The vicissitudes of the trial had been the veriest trifles to her. She had utilized the metropolitan sojourn. She had pervaded the stores, as women of her sort do elsewhere. Mighty little there was in these stores that Aunt Dely had not rummaged.

“Ye tole me that afore,” said the absorbed Alethea.

Mrs. Purvine chuckled aloud as she reviewed the fact. It afforded her an occult complacence, yet she laughed at it.

Presently she recurred to it.

“My cracky! Lethe,” she exclaimed, “who makes ’em?”

And with this problem in her mind, she fell asleep among the comforts of “town folkses’ geese.”

XV.

The fires of discontent smouldered throughout the next day. Although many of the country people had left town, there was more than the usual stir upon the streets. Idle knots of men strolling about or standing on the corners neglected their avocations in eager discussion of the events of the previous evening. There was very general reprehension of the action of the mob,—so general that it might suggest a wonder as to whence came its component elements, and an unpleasant feeling that perhaps a satirical ringleader might be advancing these rebukes, and watching with secret laughter their effect. Many rumors prevailed, some so fantastic as to balk the credulity that sought to accept them, and others probable enough to be a solution of Mink’s disappearance. Some maintained that he had been liberated by the mob. Others said that at the time of the onslaught he had been hidden in the cellar with the jailer and the jailer’s family; and this was again roundly denied, for the cellars were reported to have been thoroughly searched. It was said, too, that the prisoner had been gagged, bound securely, and boldly carried forth from the back door through the crowd in the intense darkness, and that he was now held in retreat at the sheriff’s house. However it might have been, that officer received about noonday two or three threatening letters signed, “The men that elected you.”

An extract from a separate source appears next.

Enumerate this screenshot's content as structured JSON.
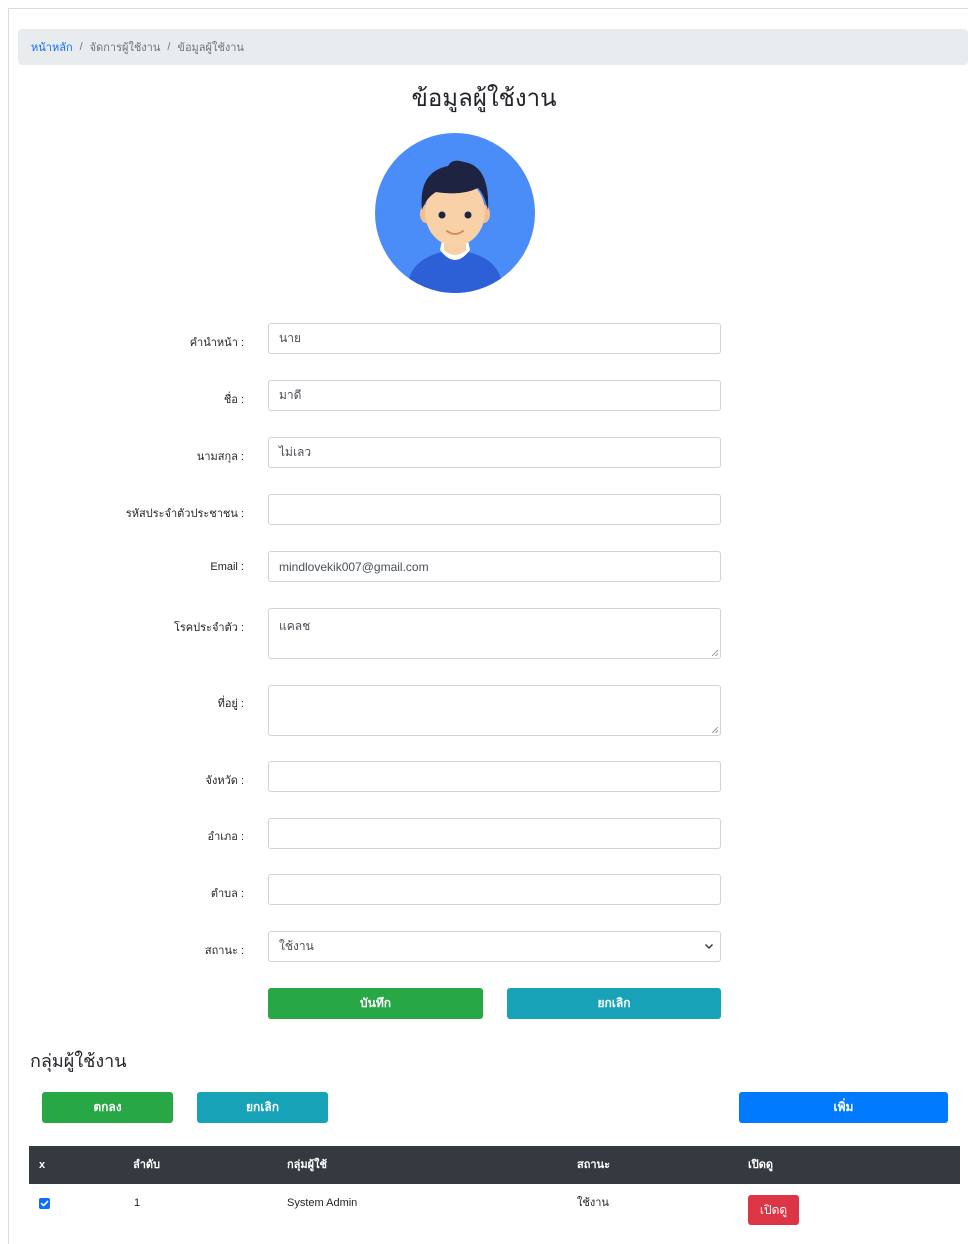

He had since been disposed to exonerate himself, and he bore a troubled, anxious face about the town, and talked in a loud, strained, remonstrant falsetto. It was through some words which he let fall, in the perturbation of the discovery that he was liable to be held to account personally by this unknown and numerous enemy, that it became public he had applied to Judge Gwinnan, not in his judicial capacity, but for advice in this emergency, and that it was Gwinnan who had devised the ruse which had baffled the rescuers.